Главенствующим здесь является, несомненно, лирическое Я, демонстрирующее в конце свою эквивалентность всему художественному миру данного текста, или, скорее, уничтожающее в себе весь остальной мир, ставший безответным. В Тексте 2 не имеет значения, чем завершается событие: в отличие от Текстов 1 и 3, персонажи не отказывают в помощи, каждый приносит то, что в силах отдать, но это не составляет предметности события, никак не влияет на последующие реплики вопрошающего.

Иначе в Тексте 3. По большому счету, он по форме репрезентации события близок Тексту 1, так как в нем отсутствует инстанция эксплицитного нарратора: весь текст – это реплики персонажей. Событие репрезентируется голосами осужденного и палача: именно из их слов слушатель узнает о происходящем: прибытии других лиц, ситуации со смертным приговором. Бросается в глаза, что в Тексте 3 описание ситуации выразительнее, чем в Тексте 1: во-первых, имеются детали, снабженные эпитетами (shady bower), вовторых, характеризующие, описательные конструкции, в том числе выраженные метафорически (She warmed my blood from cold, // Brought my blood to boiling hot, Your sister warmed my soul, You know that we're too damn poor…, upon your face a smile), в-третьих, непосредственно описание происходящего события (now I laugh and pull so hard), чего не было в Тексте 1, где действие ограничивалось рецепциями персонажа (Я вижу, что…). Некоторые из приведенных деталей позволяют предположить наличие имплицитного нарратора, чья речь интерферентно растворена в речи персонажей. Действительно, описание последних действий палача трудно свести лишь к его собственному голосу: Your brother brought me silver, // Your sister warmed my soul, // But now I laugh and pull so hard // And see you swinging on the Gallows Pole – это, видимо, речь не только персонажа, но и скрытого нарратора; если первые две из приведенных строк ещё можно приписать палачу, то последние следует отчасти отнести к звучащему в голосе палача голосу вненаходимой тексту повествующей инстанции. Здесь имеет место театральный или драматический модус наррации [Friedman 1955: 1178].

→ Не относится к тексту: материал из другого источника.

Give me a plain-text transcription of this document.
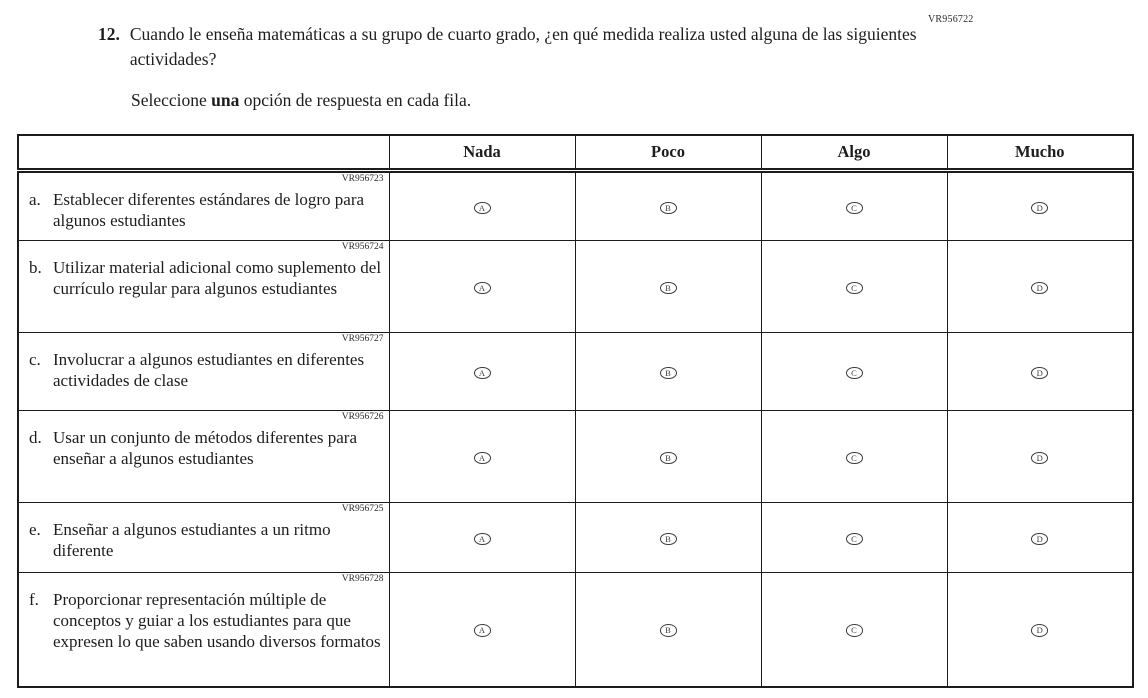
VR956722
12. Cuando le enseña matemáticas a su grupo de cuarto grado, ¿en qué medida realiza usted alguna de las siguientes actividades?
Seleccione una opción de respuesta en cada fila.
	Nada	Poco	Algo	Mucho

VR956723
a. Establecer diferentes estándares de logro para algunos estudiantes	A	B	C	D

VR956724
b. Utilizar material adicional como suplemento del currículo regular para algunos estudiantes	A	B	C	D

VR956727
c. Involucrar a algunos estudiantes en diferentes actividades de clase	A	B	C	D

VR956726
d. Usar un conjunto de métodos diferentes para enseñar a algunos estudiantes	A	B	C	D

VR956725
e. Enseñar a algunos estudiantes a un ritmo diferente	A	B	C	D

VR956728
f. Proporcionar representación múltiple de conceptos y guiar a los estudiantes para que expresen lo que saben usando diversos formatos	A	B	C	D
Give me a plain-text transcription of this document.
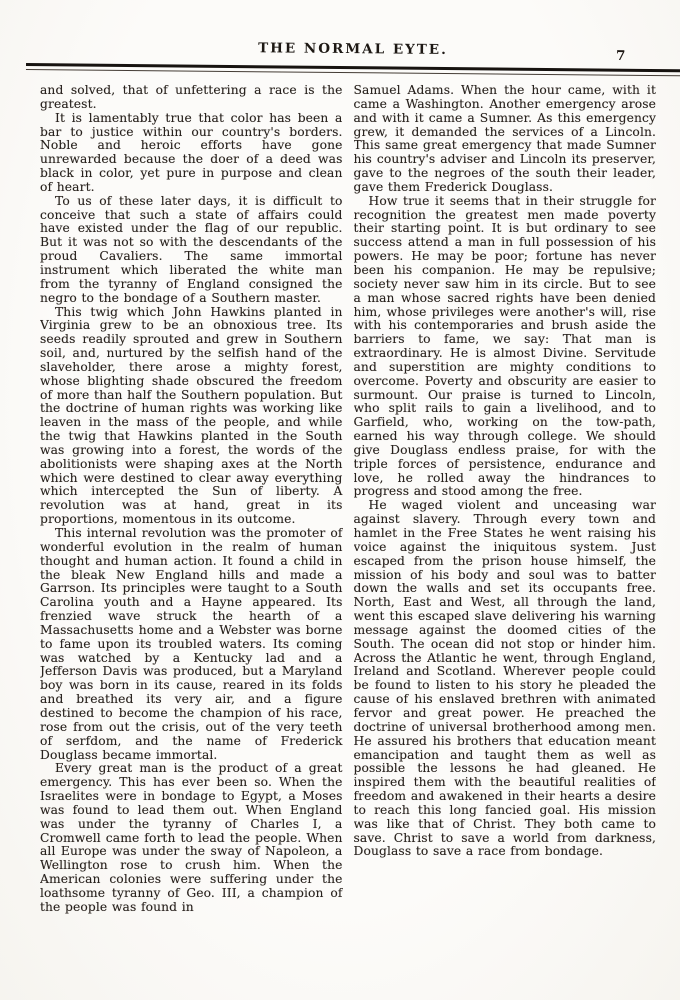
THE NORMAL EYTE.	7

and solved, that of unfettering a race is the greatest.

It is lamentably true that color has been a bar to justice within our country's borders. Noble and heroic efforts have gone unrewarded because the doer of a deed was black in color, yet pure in purpose and clean of heart.

To us of these later days, it is difficult to conceive that such a state of affairs could have existed under the flag of our republic. But it was not so with the descendants of the proud Cavaliers. The same immortal instrument which liberated the white man from the tyranny of England consigned the negro to the bondage of a Southern master.

This twig which John Hawkins planted in Virginia grew to be an obnoxious tree. Its seeds readily sprouted and grew in Southern soil, and, nurtured by the selfish hand of the slaveholder, there arose a mighty forest, whose blighting shade obscured the freedom of more than half the Southern population. But the doctrine of human rights was working like leaven in the mass of the people, and while the twig that Hawkins planted in the South was growing into a forest, the words of the abolitionists were shaping axes at the North which were destined to clear away everything which intercepted the Sun of liberty. A revolution was at hand, great in its proportions, momentous in its outcome.

This internal revolution was the promoter of wonderful evolution in the realm of human thought and human action. It found a child in the bleak New England hills and made a Garrson. Its principles were taught to a South Carolina youth and a Hayne appeared. Its frenzied wave struck the hearth of a Massachusetts home and a Webster was borne to fame upon its troubled waters. Its coming was watched by a Kentucky lad and a Jefferson Davis was produced, but a Maryland boy was born in its cause, reared in its folds and breathed its very air, and a figure destined to become the champion of his race, rose from out the crisis, out of the very teeth of serfdom, and the name of Frederick Douglass became immortal.

Every great man is the product of a great emergency. This has ever been so. When the Israelites were in bondage to Egypt, a Moses was found to lead them out. When England was under the tyranny of Charles I, a Cromwell came forth to lead the people. When all Europe was under the sway of Napoleon, a Wellington rose to crush him. When the American colonies were suffering under the loathsome tyranny of Geo. III, a champion of the people was found in

Samuel Adams. When the hour came, with it came a Washington. Another emergency arose and with it came a Sumner. As this emergency grew, it demanded the services of a Lincoln. This same great emergency that made Sumner his country's adviser and Lincoln its preserver, gave to the negroes of the south their leader, gave them Frederick Douglass.

How true it seems that in their struggle for recognition the greatest men made poverty their starting point. It is but ordinary to see success attend a man in full possession of his powers. He may be poor; fortune has never been his companion. He may be repulsive; society never saw him in its circle. But to see a man whose sacred rights have been denied him, whose privileges were another's will, rise with his contemporaries and brush aside the barriers to fame, we say: That man is extraordinary. He is almost Divine. Servitude and superstition are mighty conditions to overcome. Poverty and obscurity are easier to surmount. Our praise is turned to Lincoln, who split rails to gain a livelihood, and to Garfield, who, working on the tow-path, earned his way through college. We should give Douglass endless praise, for with the triple forces of persistence, endurance and love, he rolled away the hindrances to progress and stood among the free.

He waged violent and unceasing war against slavery. Through every town and hamlet in the Free States he went raising his voice against the iniquitous system. Just escaped from the prison house himself, the mission of his body and soul was to batter down the walls and set its occupants free. North, East and West, all through the land, went this escaped slave delivering his warning message against the doomed cities of the South. The ocean did not stop or hinder him. Across the Atlantic he went, through England, Ireland and Scotland. Wherever people could be found to listen to his story he pleaded the cause of his enslaved brethren with animated fervor and great power. He preached the doctrine of universal brotherhood among men. He assured his brothers that education meant emancipation and taught them as well as possible the lessons he had gleaned. He inspired them with the beautiful realities of freedom and awakened in their hearts a desire to reach this long fancied goal. His mission was like that of Christ. They both came to save. Christ to save a world from darkness, Douglass to save a race from bondage.
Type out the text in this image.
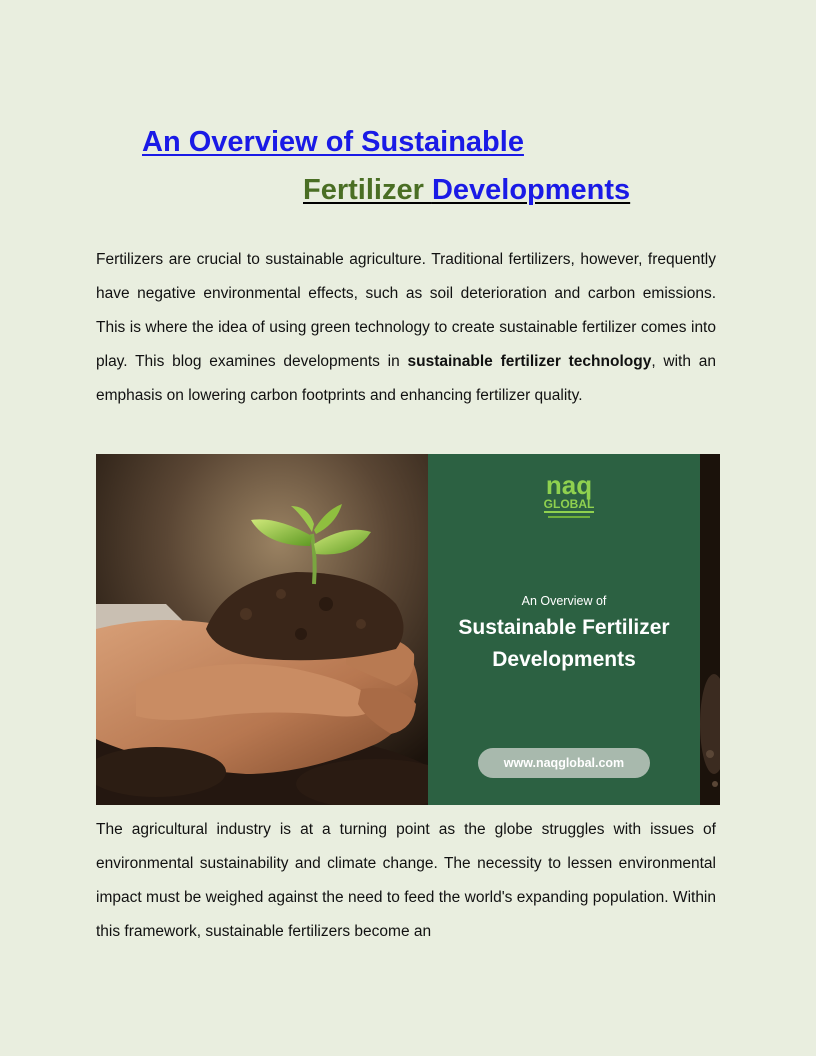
An Overview of Sustainable
Fertilizer Developments

Fertilizers are crucial to sustainable agriculture. Traditional fertilizers, however, frequently have negative environmental effects, such as soil deterioration and carbon emissions. This is where the idea of using green technology to create sustainable fertilizer comes into play. This blog examines developments in sustainable fertilizer technology, with an emphasis on lowering carbon footprints and enhancing fertilizer quality.

naq
GLOBAL
An Overview of
Sustainable Fertilizer Developments
www.naqglobal.com

The agricultural industry is at a turning point as the globe struggles with issues of environmental sustainability and climate change. The necessity to lessen environmental impact must be weighed against the need to feed the world's expanding population. Within this framework, sustainable fertilizers become an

Кроме наличия имплицитного нарратора, следует обратить внимание на то, что самостоятельно говорящей инстанцией здесь является не только осужденный, как это имеет место в Тексте 1, но и палач, чей голос не является ответом-эхом на вопрос осужденного и, более того, продолжает звучать во время и после казни осужденного. Обратим внимание на этот любопытный эффект, демонстрирующий нарушение классической балладной традиции в тексте «Led Zeppelin», чего не было в блюзе Лидбелли: ответы друзей и брата в целом повторяют форму обращенного к ним вопроса (хотя, в ответе друзей уже наблюдаются вариации – фраза You know that we're too damn poor), ответ друзей – отрицательный, брата – положительный (I brought…), сестра же безмолвна, т.е. следующий отвечающий – это палач; собственно, к нему осужденный направляет уже не вопрос, но мольбу, и ответ палача, можно было бы предположить, будет таким же эхом-откликом, подтверждающим или отклоняющим мольбу, однако палач, впервые в песне обретая голос, неожиданно начинает говорить совершенно самостоятельно, не повторяя ни одного слова из мольбы осужденного. Палач в Тексте 3 вдруг оказывается вне каких-либо детерминаций и ожиданий – он имеет собственный голос (в Текстах 1 и 2 палач вообще безмолвен), он не вписывается в причинноследственную схему ожиданий осужденного (подкуп – свобода), более того, он оказывается носителем не только голоса, но и действия, причем не в качестве слепой безличной силы, но личностно (испытывая удовольствие).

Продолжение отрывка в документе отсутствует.